A New STRIDE for Mars
NASA has officially named seven companies for contract awards to develop the next generation of robotic mobility systems for the Red Planet. This initiative, dubbed STRIDE (Science Transport and Robotic Innovation for Deployment and Exploration), marks
a significant strategic shift. Instead of relying solely on large, monolithic rovers like Curiosity and Perseverance, the agency is investing in a diverse portfolio of commercial partners to create more agile and capable robotic explorers. The awards, with a total potential value of around $17 million, will fund the development of innovative systems designed to travel greater distances and access scientifically valuable regions that are currently out of reach for today's rovers. Work is expected to get underway in the fall of 2026.
The Robotics Dream Team
The selected companies represent a blend of established aerospace giants and nimble newcomers, creating a powerful innovation ecosystem. The awardees include AeroVironment, Astrobotic, Venturi Astrolab, Ground Control Robotics, Honeybee Robotics, Intuitive Machines, and MEI Technologies. Many of these names are already familiar in space exploration circles. AeroVironment was a key partner on the groundbreaking Ingenuity Mars helicopter, while Honeybee Robotics has a long history of creating drills and sample collection tools for NASA. Astrobotic and Intuitive Machines are leaders in the commercial lunar landing sector, bringing invaluable experience in delivering payloads to other worlds. This diverse lineup ensures NASA can leverage a wide range of expertise to tackle Mars's toughest environmental and mobility challenges.
More Than Just Rovers
The STRIDE initiative isn't just about building better rovers; it's about fundamentally expanding what robots can do on another planet. The goal is to develop technologies that can conquer craters, steep slopes, and even take to the Martian skies. While some projects may focus on advanced wheeled mobility, others are exploring entirely new concepts. For example, projects like LASSIE (Legged Autonomous Surface Science in Analogue Environments) are experimenting with legged robots that can walk across treacherous terrain and use their own limbs as scientific instruments to 'feel' and analyze the ground beneath them. Another critical area is autonomous construction. Projects like MMPACT (Moon to Mars Planetary Autonomous Construction Technology) are developing robotic 3D printing systems that can use local Martian soil, or regolith, to build landing pads, habitats, and radiation shields, reducing the need to launch heavy materials from Earth.

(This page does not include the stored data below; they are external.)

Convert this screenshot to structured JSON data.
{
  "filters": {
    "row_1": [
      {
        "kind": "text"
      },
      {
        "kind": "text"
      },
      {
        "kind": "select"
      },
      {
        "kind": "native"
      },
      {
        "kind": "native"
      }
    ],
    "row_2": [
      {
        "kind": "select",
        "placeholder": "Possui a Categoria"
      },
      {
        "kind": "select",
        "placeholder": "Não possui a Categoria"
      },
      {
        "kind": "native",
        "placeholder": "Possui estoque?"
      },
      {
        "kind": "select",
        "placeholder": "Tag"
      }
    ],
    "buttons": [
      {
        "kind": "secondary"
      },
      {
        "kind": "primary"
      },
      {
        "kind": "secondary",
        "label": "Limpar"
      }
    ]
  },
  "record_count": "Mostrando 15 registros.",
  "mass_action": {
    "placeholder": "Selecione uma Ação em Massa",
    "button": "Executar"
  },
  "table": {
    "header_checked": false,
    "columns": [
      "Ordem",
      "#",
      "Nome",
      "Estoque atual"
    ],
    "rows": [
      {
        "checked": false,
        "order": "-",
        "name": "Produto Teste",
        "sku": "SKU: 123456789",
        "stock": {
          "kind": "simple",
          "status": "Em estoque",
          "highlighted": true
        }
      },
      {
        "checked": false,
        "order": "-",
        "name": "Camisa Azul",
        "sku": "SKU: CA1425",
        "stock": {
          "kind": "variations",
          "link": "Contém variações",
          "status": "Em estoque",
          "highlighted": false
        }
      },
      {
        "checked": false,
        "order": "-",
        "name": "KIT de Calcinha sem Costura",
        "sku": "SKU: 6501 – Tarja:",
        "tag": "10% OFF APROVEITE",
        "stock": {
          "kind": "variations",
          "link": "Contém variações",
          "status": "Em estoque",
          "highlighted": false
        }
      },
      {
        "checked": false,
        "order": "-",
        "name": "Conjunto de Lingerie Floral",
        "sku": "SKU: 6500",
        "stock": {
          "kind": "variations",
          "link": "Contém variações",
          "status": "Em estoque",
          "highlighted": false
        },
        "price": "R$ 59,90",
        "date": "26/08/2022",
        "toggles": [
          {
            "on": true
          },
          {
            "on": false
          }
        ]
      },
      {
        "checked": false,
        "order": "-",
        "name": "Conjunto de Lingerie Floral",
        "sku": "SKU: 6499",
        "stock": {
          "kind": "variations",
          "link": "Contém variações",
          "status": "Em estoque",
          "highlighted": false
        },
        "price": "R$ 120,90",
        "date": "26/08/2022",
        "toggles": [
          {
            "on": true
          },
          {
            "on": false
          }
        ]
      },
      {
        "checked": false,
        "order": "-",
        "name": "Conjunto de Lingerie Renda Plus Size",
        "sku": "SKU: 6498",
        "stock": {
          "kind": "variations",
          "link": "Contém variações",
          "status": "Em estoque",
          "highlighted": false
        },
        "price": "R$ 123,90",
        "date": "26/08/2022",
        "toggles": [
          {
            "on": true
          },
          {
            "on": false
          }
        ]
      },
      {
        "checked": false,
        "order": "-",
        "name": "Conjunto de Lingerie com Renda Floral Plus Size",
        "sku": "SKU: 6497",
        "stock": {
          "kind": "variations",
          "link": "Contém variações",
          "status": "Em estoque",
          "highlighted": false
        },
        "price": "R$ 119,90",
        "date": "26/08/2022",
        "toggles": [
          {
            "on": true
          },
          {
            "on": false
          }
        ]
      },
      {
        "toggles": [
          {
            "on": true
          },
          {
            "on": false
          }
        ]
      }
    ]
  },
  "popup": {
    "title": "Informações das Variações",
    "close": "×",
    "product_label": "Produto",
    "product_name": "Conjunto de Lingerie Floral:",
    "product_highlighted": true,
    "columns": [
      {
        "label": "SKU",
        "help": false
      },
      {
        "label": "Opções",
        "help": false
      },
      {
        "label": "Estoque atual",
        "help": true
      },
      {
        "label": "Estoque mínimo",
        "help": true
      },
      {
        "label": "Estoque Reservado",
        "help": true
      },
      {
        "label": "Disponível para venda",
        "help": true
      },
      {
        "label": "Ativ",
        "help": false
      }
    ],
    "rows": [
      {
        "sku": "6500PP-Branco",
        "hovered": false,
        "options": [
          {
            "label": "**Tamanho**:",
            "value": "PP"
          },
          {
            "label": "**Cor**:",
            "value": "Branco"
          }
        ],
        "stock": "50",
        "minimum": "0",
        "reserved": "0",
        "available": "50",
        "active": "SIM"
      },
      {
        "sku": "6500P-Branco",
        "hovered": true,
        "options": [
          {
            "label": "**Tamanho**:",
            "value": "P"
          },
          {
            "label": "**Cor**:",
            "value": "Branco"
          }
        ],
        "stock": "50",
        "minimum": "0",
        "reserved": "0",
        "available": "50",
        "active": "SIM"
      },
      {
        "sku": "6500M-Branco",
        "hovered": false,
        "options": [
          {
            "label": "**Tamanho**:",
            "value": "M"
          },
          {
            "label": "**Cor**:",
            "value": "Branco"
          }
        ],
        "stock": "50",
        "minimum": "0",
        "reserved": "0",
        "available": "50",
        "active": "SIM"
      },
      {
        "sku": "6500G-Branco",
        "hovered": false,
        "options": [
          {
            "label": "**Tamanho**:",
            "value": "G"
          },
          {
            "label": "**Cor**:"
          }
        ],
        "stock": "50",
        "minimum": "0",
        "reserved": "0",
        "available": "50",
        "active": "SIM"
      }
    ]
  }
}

Paving the Way for Artemis
These robotic missions are not just for scientific discovery; they are a crucial prerequisite for sending humans to Mars. The technologies developed under STRIDE and similar programs are essential components of NASA's broader Moon to Mars strategy, which includes the Artemis program. The Artemis missions aim to establish a sustainable human presence on the Moon as a stepping stone for the first human expeditions to Mars. Before astronauts can set foot on the Red Planet, an army of advanced robots will need to survey the landscape, identify resources like water ice, and build the basic infrastructure needed to support a human crew. These robotic trailblazers will act as scouts and construction workers, making future human missions safer and more effective. The lessons learned from these robotic systems will directly inform the design of rovers and habitats for astronauts on both the Moon and Mars.